Cet événement a suscité un grand intérêt du public, tant au Kazakhstan que dans le monde entier. Les gens veulent des réponses rapides et ils veulent que nous trouvions des solutions pour que cela ne se reproduise plus jamais.
Il semble cependant que nous ne pourrons pas donner le confort souhaité; en fait, il est probable qu’avec le changement climatique, ces types d’événements deviendront plus que moins fréquents. Cependant, nous avons un message clair et fort: des populations résilientes et abondantes de saïgas sont nécessaires, avec une forte protection contre le braconnage.
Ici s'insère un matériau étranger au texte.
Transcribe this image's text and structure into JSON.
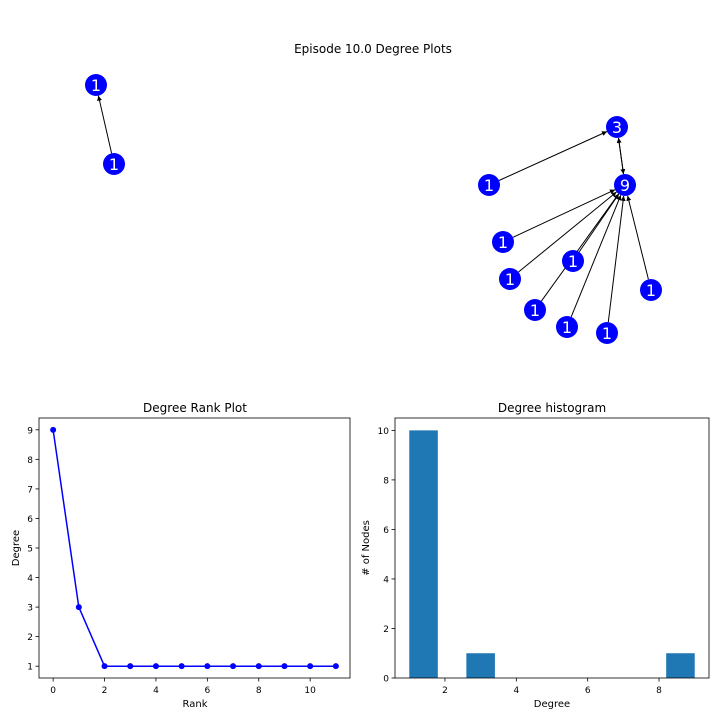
{
  "suptitle": "Episode 10.0 Degree Plots",
  "colors": {
    "node": "#0000ff",
    "node_label": "#ffffff",
    "edge": "#000000",
    "rank_line": "#0000ff",
    "hist_bar": "#1f77b4"
  },
  "network": {
    "nodes": [
      {
        "id": "a",
        "label": "1"
      },
      {
        "id": "b",
        "label": "1"
      },
      {
        "id": "c",
        "label": "3"
      },
      {
        "id": "d",
        "label": "9"
      },
      {
        "id": "e",
        "label": "1"
      },
      {
        "id": "f",
        "label": "1"
      },
      {
        "id": "g",
        "label": "1"
      },
      {
        "id": "h",
        "label": "1"
      },
      {
        "id": "i",
        "label": "1"
      },
      {
        "id": "j",
        "label": "1"
      },
      {
        "id": "k",
        "label": "1"
      },
      {
        "id": "l",
        "label": "1"
      }
    ],
    "edges": [
      {
        "from": "b",
        "to": "a"
      },
      {
        "from": "d",
        "to": "c"
      },
      {
        "from": "c",
        "to": "d"
      },
      {
        "from": "e",
        "to": "c"
      },
      {
        "from": "f",
        "to": "d"
      },
      {
        "from": "g",
        "to": "d"
      },
      {
        "from": "h",
        "to": "d"
      },
      {
        "from": "i",
        "to": "d"
      },
      {
        "from": "j",
        "to": "d"
      },
      {
        "from": "k",
        "to": "d"
      },
      {
        "from": "l",
        "to": "d"
      }
    ]
  },
  "chart_data": [
    {
      "type": "line",
      "title": "Degree Rank Plot",
      "xlabel": "Rank",
      "ylabel": "Degree",
      "x": [
        0,
        1,
        2,
        3,
        4,
        5,
        6,
        7,
        8,
        9,
        10,
        11
      ],
      "y": [
        9,
        3,
        1,
        1,
        1,
        1,
        1,
        1,
        1,
        1,
        1,
        1
      ],
      "xlim": [
        -0.55,
        11.55
      ],
      "ylim": [
        0.6,
        9.4
      ],
      "xticks": [
        0,
        2,
        4,
        6,
        8,
        10
      ],
      "yticks": [
        1,
        2,
        3,
        4,
        5,
        6,
        7,
        8,
        9
      ],
      "marker": "circle",
      "grid": false
    },
    {
      "type": "bar",
      "title": "Degree histogram",
      "xlabel": "Degree",
      "ylabel": "# of Nodes",
      "bins": [
        {
          "x0": 1.0,
          "x1": 1.8,
          "count": 10
        },
        {
          "x0": 1.8,
          "x1": 2.6,
          "count": 0
        },
        {
          "x0": 2.6,
          "x1": 3.4,
          "count": 1
        },
        {
          "x0": 3.4,
          "x1": 4.2,
          "count": 0
        },
        {
          "x0": 4.2,
          "x1": 5.0,
          "count": 0
        },
        {
          "x0": 5.0,
          "x1": 5.8,
          "count": 0
        },
        {
          "x0": 5.8,
          "x1": 6.6,
          "count": 0
        },
        {
          "x0": 6.6,
          "x1": 7.4,
          "count": 0
        },
        {
          "x0": 7.4,
          "x1": 8.2,
          "count": 0
        },
        {
          "x0": 8.2,
          "x1": 9.0,
          "count": 1
        }
      ],
      "xlim": [
        0.6,
        9.4
      ],
      "ylim": [
        0,
        10.5
      ],
      "xticks": [
        2,
        4,
        6,
        8
      ],
      "yticks": [
        0,
        2,
        4,
        6,
        8,
        10
      ],
      "grid": false
    }
  ]
}
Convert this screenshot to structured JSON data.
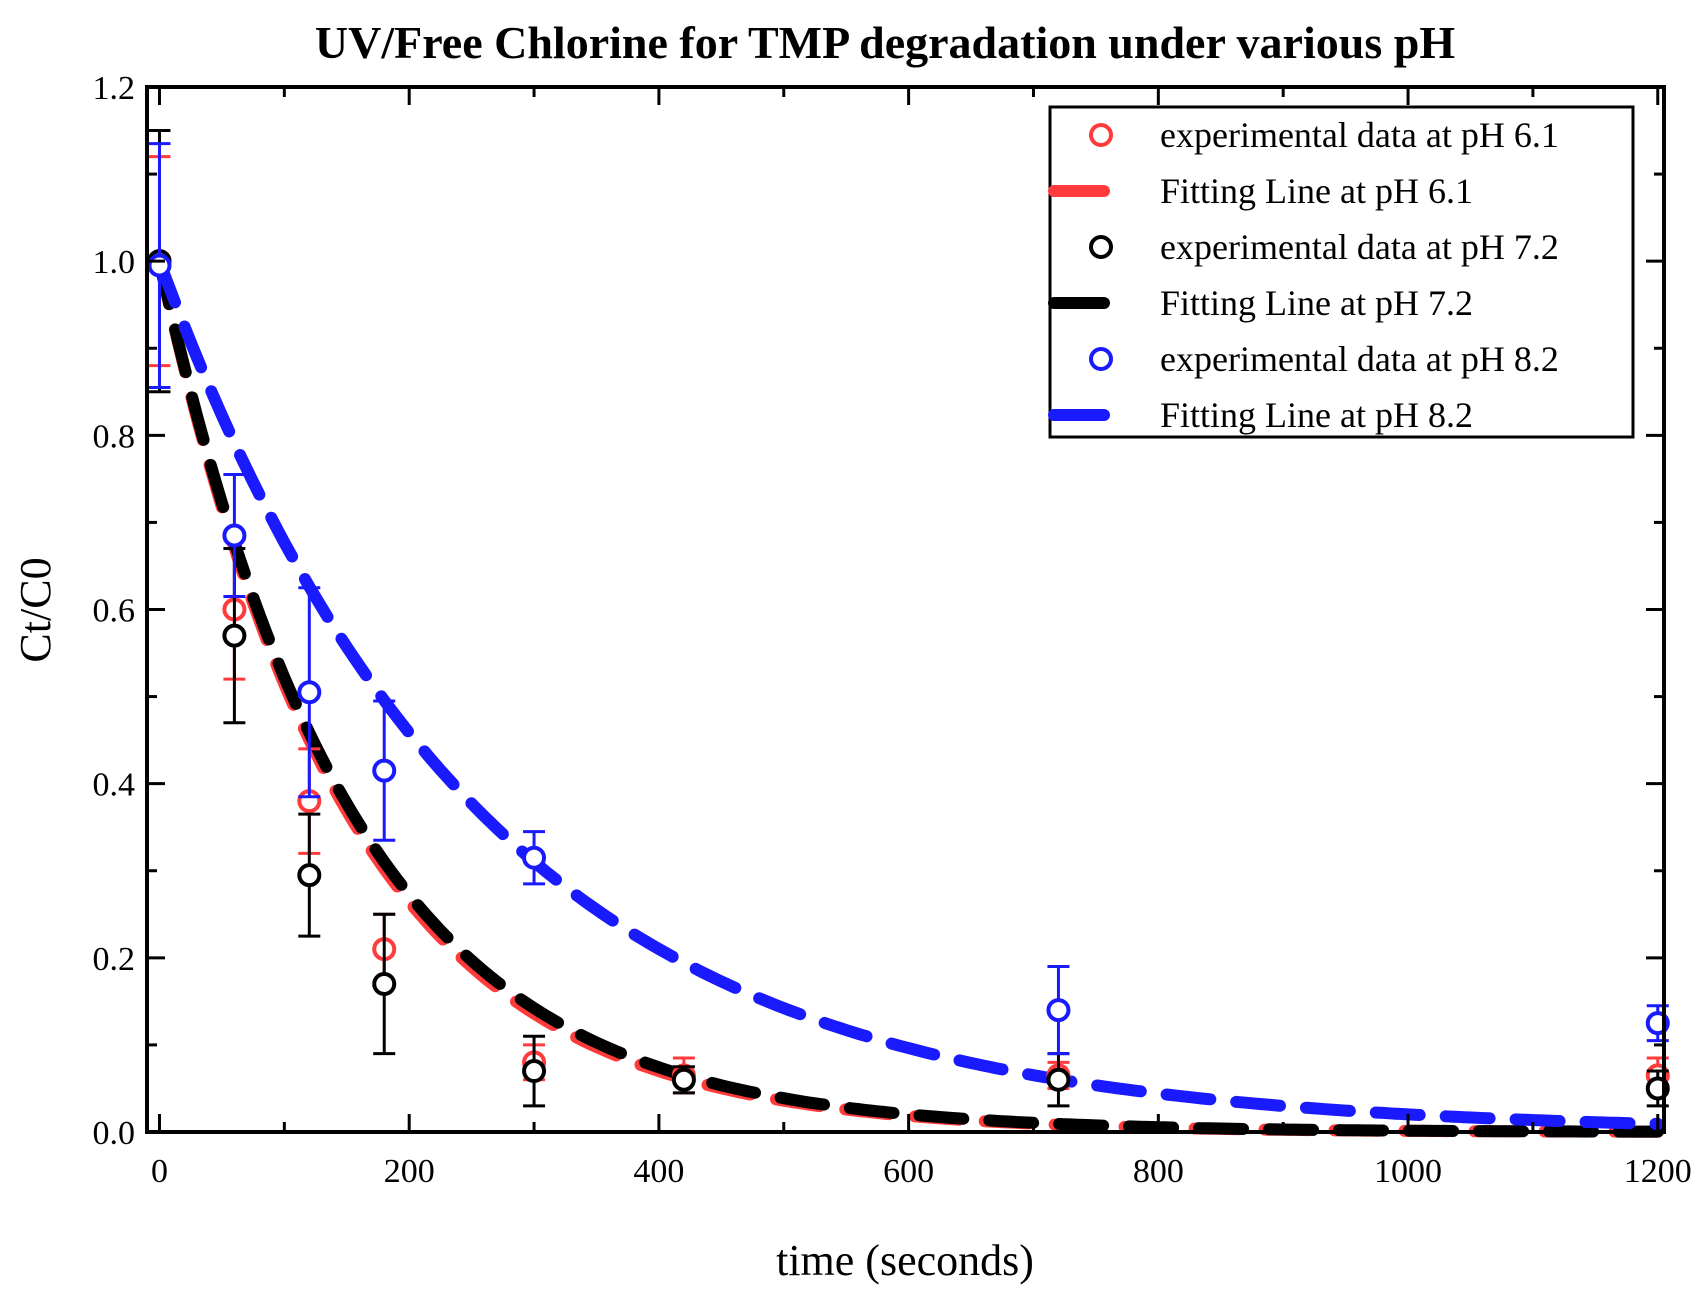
{
  "chart_data": {
    "type": "scatter",
    "title": "UV/Free Chlorine for TMP degradation under various pH",
    "xlabel": "time (seconds)",
    "ylabel": "Ct/C0",
    "xlim": [
      -10,
      1205
    ],
    "ylim": [
      0.0,
      1.2
    ],
    "xticks": [
      0,
      200,
      400,
      600,
      800,
      1000,
      1200
    ],
    "xtick_labels": [
      "0",
      "200",
      "400",
      "600",
      "800",
      "1000",
      "1200"
    ],
    "yticks": [
      0.0,
      0.2,
      0.4,
      0.6,
      0.8,
      1.0,
      1.2
    ],
    "ytick_labels": [
      "0.0",
      "0.2",
      "0.4",
      "0.6",
      "0.8",
      "1.0",
      "1.2"
    ],
    "legend_position": "top-right",
    "series": [
      {
        "name": "experimental data at pH 6.1",
        "kind": "points",
        "color": "#ff3b3b",
        "x": [
          0,
          60,
          120,
          180,
          300,
          420,
          720,
          1200
        ],
        "y": [
          1.0,
          0.6,
          0.38,
          0.21,
          0.08,
          0.065,
          0.065,
          0.065
        ],
        "err": [
          0.12,
          0.08,
          0.06,
          0.04,
          0.02,
          0.02,
          0.015,
          0.02
        ]
      },
      {
        "name": "Fitting Line at pH 6.1",
        "kind": "line",
        "color": "#ff3b3b",
        "k": 0.00665
      },
      {
        "name": "experimental data at pH 7.2",
        "kind": "points",
        "color": "#000000",
        "x": [
          0,
          60,
          120,
          180,
          300,
          420,
          720,
          1200
        ],
        "y": [
          1.0,
          0.57,
          0.295,
          0.17,
          0.07,
          0.06,
          0.06,
          0.05
        ],
        "err": [
          0.15,
          0.1,
          0.07,
          0.08,
          0.04,
          0.015,
          0.03,
          0.02
        ]
      },
      {
        "name": "Fitting Line at pH 7.2",
        "kind": "line",
        "color": "#000000",
        "k": 0.0065
      },
      {
        "name": "experimental data at pH 8.2",
        "kind": "points",
        "color": "#1a1aff",
        "x": [
          0,
          60,
          120,
          180,
          300,
          720,
          1200
        ],
        "y": [
          0.995,
          0.685,
          0.505,
          0.415,
          0.315,
          0.14,
          0.125
        ],
        "err": [
          0.14,
          0.07,
          0.12,
          0.08,
          0.03,
          0.05,
          0.02
        ]
      },
      {
        "name": "Fitting Line at pH 8.2",
        "kind": "line",
        "color": "#1a1aff",
        "k": 0.0039
      }
    ]
  }
}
C’est une espèce qui vit sur le bord, vulnérable à la mort massive mais capable de se rétablir très rapidement. Mais cela signifie qu’il doit être en grand nombre dans des parcours ouverts pour survivre. Cette catastrophe massive, très publique, nous a ouvert de nouvelles opportunités en tant que chercheurs et défenseurs de l’environnement de la saiga pour nous assurer que la saiga bénéficie de la protection dont elle a besoin pour prospérer et continuer à fournir le spectacle annuel époustouflant qui a attiré l’équipe de la BBC dans sa maison de steppe isolée en premier lieu.